Elias Moudawar, the attendant-in-charge of the Anderson Stuart complex at University of Sydney, said the permanent general staff were “worried about our survival”.
“Some of us have been working here for a long time—21 years on my part—and we’ve never had this type of attack. This is industrial blackmail. There are about 2,000 general staff at University of Sydney. There have been efforts to replace permanent jobs with casuals. Areas of work have been given to contracting companies. There are limits on that at the moment but if the government gets their way, there will be no limits.”
Evan Jones, a lecturer at the University of Sydney Economics and Business Faculty labeled the attempt to link the imposition of AWAs to the education budget as a “scandal”. “The higher education system has already been under fiscal pressure for some time,” he said. “There are cuts in staff numbers in the humanities, in the Arts faculty. In our area, our workloads are increasing. We’ve been privileged in the sense that we have benefited from fee-paying students, but the demands of teaching poorly-qualified overseas students is draining.”
Anne Boyd, a senior Professor in Music, spoke about the cutbacks to the Arts Faculty at the University of Sydney. The impact of funding reductions on her department was the focus of the 2001 documentary Facing the Music.
“For over a decade I’ve had to face cut after cut, year after year. We’ve seen the quality ripped out of our curriculum and it is university-wide. We lost $1.6 billion from the budget cuts in 1996. It has never been returned. I’ve seen class sizes balloon out to the point where you can’t treat students as individuals. In Music, we have lost 75 percent of our curriculum. When I started here we had something like 74 courses. We are now down to about 15. History is almost the same—it has lost more than half of its staff.
“Nationally, academics are sick of the conditions in which we have been forced to work. We are sickened knowing that we are giving our students a more and more second rate education. It takes money to have one-on-one tutorials. It takes money to run small courses that are nevertheless hugely valuable. I have seen universities change from collegiums to pseudo-corporations. The government has tried to turn us into institutions that count the bottom line as more important than the search for truth.”

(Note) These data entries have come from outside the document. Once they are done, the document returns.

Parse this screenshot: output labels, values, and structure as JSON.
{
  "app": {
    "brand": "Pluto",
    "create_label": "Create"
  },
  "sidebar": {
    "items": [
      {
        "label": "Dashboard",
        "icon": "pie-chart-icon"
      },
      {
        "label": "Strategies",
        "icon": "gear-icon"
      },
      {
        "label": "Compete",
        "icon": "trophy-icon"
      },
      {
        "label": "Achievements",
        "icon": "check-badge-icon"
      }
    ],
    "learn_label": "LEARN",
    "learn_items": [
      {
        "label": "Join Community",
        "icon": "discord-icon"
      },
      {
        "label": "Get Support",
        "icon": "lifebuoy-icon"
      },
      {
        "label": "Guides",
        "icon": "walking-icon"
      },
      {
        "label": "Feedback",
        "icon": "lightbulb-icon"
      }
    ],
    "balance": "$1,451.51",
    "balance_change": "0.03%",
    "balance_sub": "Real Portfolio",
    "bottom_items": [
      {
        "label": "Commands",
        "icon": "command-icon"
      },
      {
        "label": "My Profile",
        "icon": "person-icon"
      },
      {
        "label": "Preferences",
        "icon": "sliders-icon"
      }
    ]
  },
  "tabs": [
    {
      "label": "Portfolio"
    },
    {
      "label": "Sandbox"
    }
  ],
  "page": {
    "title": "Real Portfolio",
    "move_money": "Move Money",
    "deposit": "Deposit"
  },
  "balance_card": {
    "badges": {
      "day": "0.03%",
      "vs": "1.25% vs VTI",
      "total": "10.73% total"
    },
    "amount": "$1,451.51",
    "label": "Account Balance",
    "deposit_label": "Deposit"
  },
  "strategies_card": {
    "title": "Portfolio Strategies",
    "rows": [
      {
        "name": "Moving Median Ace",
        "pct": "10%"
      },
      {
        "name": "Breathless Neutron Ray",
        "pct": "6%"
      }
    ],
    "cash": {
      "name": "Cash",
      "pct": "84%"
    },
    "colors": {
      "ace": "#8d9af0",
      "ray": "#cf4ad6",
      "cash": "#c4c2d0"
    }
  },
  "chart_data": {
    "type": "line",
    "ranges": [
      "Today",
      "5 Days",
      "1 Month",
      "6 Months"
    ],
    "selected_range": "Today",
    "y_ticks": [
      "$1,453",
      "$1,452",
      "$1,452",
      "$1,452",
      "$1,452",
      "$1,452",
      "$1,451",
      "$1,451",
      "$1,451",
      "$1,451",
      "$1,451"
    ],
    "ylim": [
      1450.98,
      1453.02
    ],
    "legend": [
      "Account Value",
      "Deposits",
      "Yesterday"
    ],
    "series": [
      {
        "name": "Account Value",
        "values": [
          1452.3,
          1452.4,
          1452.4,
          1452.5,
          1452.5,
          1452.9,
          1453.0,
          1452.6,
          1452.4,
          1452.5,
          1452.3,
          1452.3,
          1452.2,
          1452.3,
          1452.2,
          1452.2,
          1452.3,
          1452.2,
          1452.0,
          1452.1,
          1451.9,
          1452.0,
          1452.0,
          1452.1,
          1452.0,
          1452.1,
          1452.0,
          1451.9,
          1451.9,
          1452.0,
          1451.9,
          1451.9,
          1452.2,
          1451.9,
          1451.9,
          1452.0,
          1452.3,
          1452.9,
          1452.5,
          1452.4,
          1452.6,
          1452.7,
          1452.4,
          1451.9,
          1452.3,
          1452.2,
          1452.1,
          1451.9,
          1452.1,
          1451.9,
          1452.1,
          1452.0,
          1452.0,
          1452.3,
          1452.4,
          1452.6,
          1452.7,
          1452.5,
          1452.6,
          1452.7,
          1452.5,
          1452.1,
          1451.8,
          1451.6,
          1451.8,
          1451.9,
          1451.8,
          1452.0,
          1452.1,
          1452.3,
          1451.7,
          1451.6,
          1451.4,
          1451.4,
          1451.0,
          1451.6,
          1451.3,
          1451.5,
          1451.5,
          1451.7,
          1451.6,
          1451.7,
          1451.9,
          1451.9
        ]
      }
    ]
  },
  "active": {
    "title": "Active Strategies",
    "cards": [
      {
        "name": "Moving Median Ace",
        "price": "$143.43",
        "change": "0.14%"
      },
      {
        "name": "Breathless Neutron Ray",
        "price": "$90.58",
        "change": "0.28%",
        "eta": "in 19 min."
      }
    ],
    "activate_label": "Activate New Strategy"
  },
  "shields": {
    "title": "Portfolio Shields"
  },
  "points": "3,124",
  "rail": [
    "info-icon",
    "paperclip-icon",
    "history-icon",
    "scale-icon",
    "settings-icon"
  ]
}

Bettina Frankham, a media student at the University of Sydney and an employee of the student representative council, said the government’s policies were not only aimed at cost-cutting, but were “ideologically motivated”. She condemned the plans to give the Education Ministry greater power over what courses are offered: “They are an attempt to silence voices of dissent by directing people into vocational orientated courses. In my field of media there is expected to be much more of an industry-based emphasis and not as much room for broader experimentation or research.”

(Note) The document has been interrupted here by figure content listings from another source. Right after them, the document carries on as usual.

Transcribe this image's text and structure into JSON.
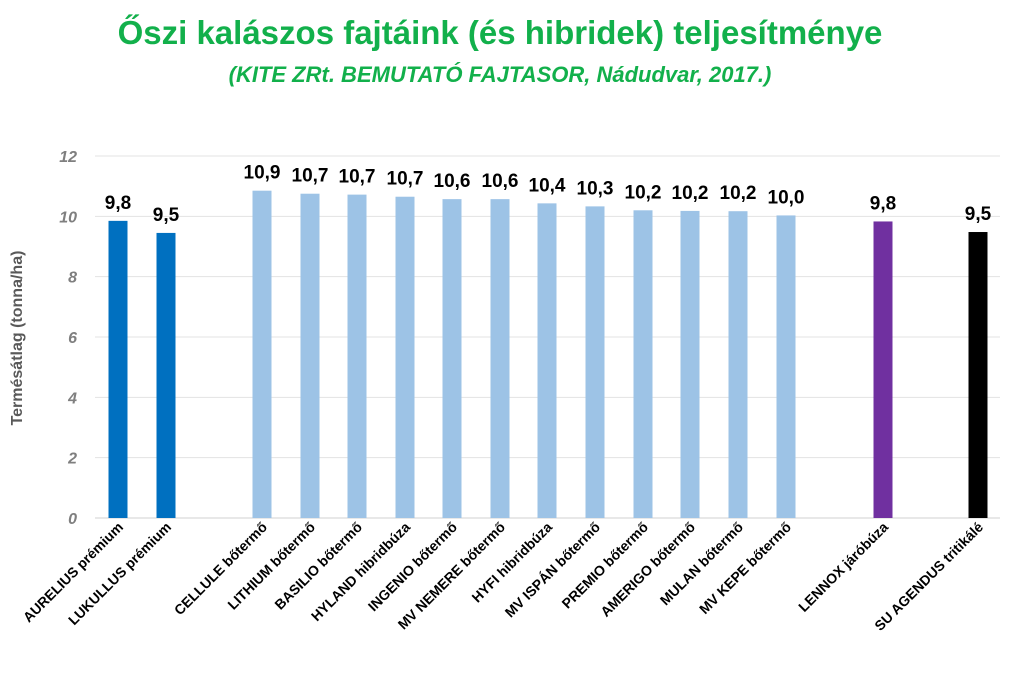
{
  "chart_data": {
    "type": "bar",
    "title": "Őszi kalászos fajtáink (és hibridek) teljesítménye",
    "subtitle": "(KITE ZRt. BEMUTATÓ FAJTASOR, Nádudvar, 2017.)",
    "ylabel": "Termésátlag (tonna/ha)",
    "xlabel": "",
    "ylim": [
      0,
      12
    ],
    "yticks": [
      0,
      2,
      4,
      6,
      8,
      10,
      12
    ],
    "grid": true,
    "categories": [
      "AURELIUS prémium",
      "LUKULLUS prémium",
      "CELLULE bőtermő",
      "LITHIUM bőtermő",
      "BASILIO bőtermő",
      "HYLAND hibridbúza",
      "INGENIO bőtermő",
      "MV NEMERE bőtermő",
      "HYFI hibridbúza",
      "MV ISPÁN bőtermő",
      "PREMIO bőtermő",
      "AMERIGO bőtermő",
      "MULAN bőtermő",
      "MV KEPE bőtermő",
      "LENNOX járóbúza",
      "SU AGENDUS  tritikálé"
    ],
    "values": [
      9.85,
      9.45,
      10.85,
      10.75,
      10.72,
      10.65,
      10.57,
      10.57,
      10.43,
      10.33,
      10.2,
      10.18,
      10.17,
      10.03,
      9.83,
      9.48
    ],
    "value_labels": [
      "9,8",
      "9,5",
      "10,9",
      "10,7",
      "10,7",
      "10,7",
      "10,6",
      "10,6",
      "10,4",
      "10,3",
      "10,2",
      "10,2",
      "10,2",
      "10,0",
      "9,8",
      "9,5"
    ],
    "colors": [
      "#0070c0",
      "#0070c0",
      "#9dc3e6",
      "#9dc3e6",
      "#9dc3e6",
      "#9dc3e6",
      "#9dc3e6",
      "#9dc3e6",
      "#9dc3e6",
      "#9dc3e6",
      "#9dc3e6",
      "#9dc3e6",
      "#9dc3e6",
      "#9dc3e6",
      "#7030a0",
      "#000000"
    ]
  }
}
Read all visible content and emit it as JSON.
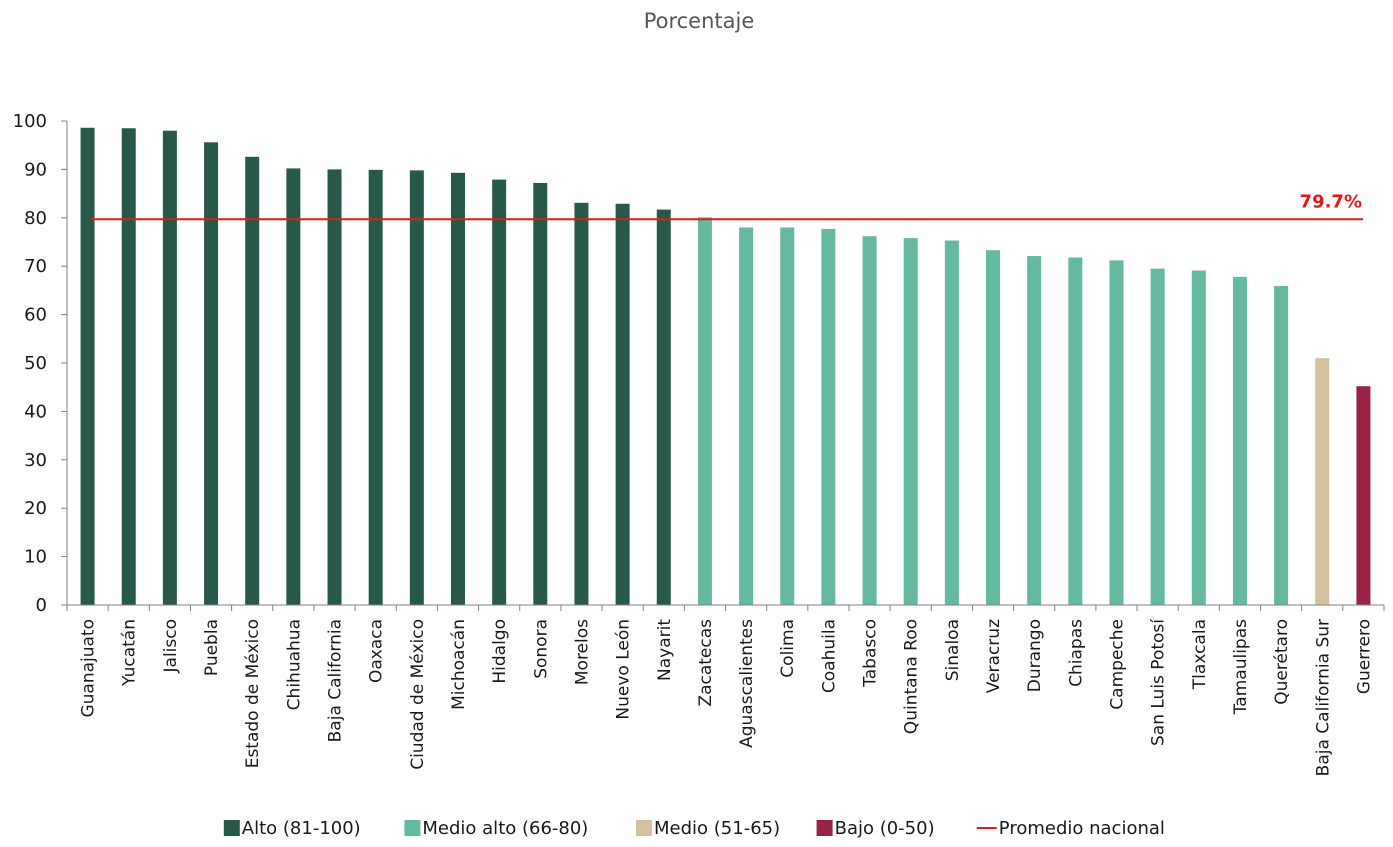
{
  "chart_data": {
    "type": "bar",
    "title": "Porcentaje",
    "xlabel": "",
    "ylabel": "",
    "ylim": [
      0,
      100
    ],
    "yticks": [
      "0",
      "10",
      "20",
      "30",
      "40",
      "50",
      "60",
      "70",
      "80",
      "90",
      "100"
    ],
    "grid": false,
    "categories": [
      "Guanajuato",
      "Yucatán",
      "Jalisco",
      "Puebla",
      "Estado de México",
      "Chihuahua",
      "Baja California",
      "Oaxaca",
      "Ciudad de México",
      "Michoacán",
      "Hidalgo",
      "Sonora",
      "Morelos",
      "Nuevo León",
      "Nayarit",
      "Zacatecas",
      "Aguascalientes",
      "Colima",
      "Coahuila",
      "Tabasco",
      "Quintana Roo",
      "Sinaloa",
      "Veracruz",
      "Durango",
      "Chiapas",
      "Campeche",
      "San Luis Potosí",
      "Tlaxcala",
      "Tamaulipas",
      "Querétaro",
      "Baja California Sur",
      "Guerrero"
    ],
    "values": [
      98.6,
      98.5,
      98.0,
      95.6,
      92.6,
      90.2,
      90.0,
      89.9,
      89.8,
      89.3,
      87.9,
      87.2,
      83.1,
      82.9,
      81.7,
      80.1,
      78.0,
      78.0,
      77.7,
      76.2,
      75.8,
      75.3,
      73.3,
      72.1,
      71.8,
      71.2,
      69.5,
      69.1,
      67.8,
      65.9,
      51.0,
      45.2
    ],
    "groups": [
      "alto",
      "alto",
      "alto",
      "alto",
      "alto",
      "alto",
      "alto",
      "alto",
      "alto",
      "alto",
      "alto",
      "alto",
      "alto",
      "alto",
      "alto",
      "medio_alto",
      "medio_alto",
      "medio_alto",
      "medio_alto",
      "medio_alto",
      "medio_alto",
      "medio_alto",
      "medio_alto",
      "medio_alto",
      "medio_alto",
      "medio_alto",
      "medio_alto",
      "medio_alto",
      "medio_alto",
      "medio_alto",
      "medio",
      "bajo"
    ],
    "average": {
      "value": 79.7,
      "label": "79.7%",
      "color": "#e31a1c"
    },
    "legend": {
      "placement": "bottom",
      "items": [
        {
          "key": "alto",
          "label": "Alto (81-100)",
          "color": "#27594a",
          "kind": "box"
        },
        {
          "key": "medio_alto",
          "label": "Medio alto (66-80)",
          "color": "#65b9a0",
          "kind": "box"
        },
        {
          "key": "medio",
          "label": "Medio (51-65)",
          "color": "#d4c29e",
          "kind": "box"
        },
        {
          "key": "bajo",
          "label": "Bajo (0-50)",
          "color": "#9b2247",
          "kind": "box"
        },
        {
          "key": "promedio",
          "label": "Promedio nacional",
          "color": "#e31a1c",
          "kind": "line"
        }
      ]
    }
  }
}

Jacqueline Barker, who works for the post-graduate students association at the Parramatta campus of the University of Western Sydney (UWS) described how after working full-time for four years she was still $10,000 in debt from the HECS fee scheme: “We are telling the students that this strike is in their interests and those of future generations. It might be hard for some of them to see that, but how much will they have to pay for their children’s education in 20 years’ time?”
A process of bartering is now underway in the parliament and between the unions and university managements over the government’s latest measures. What will not be addressed, however, is the shattering of the right to free and high quality higher education that has been underway over the past two decades.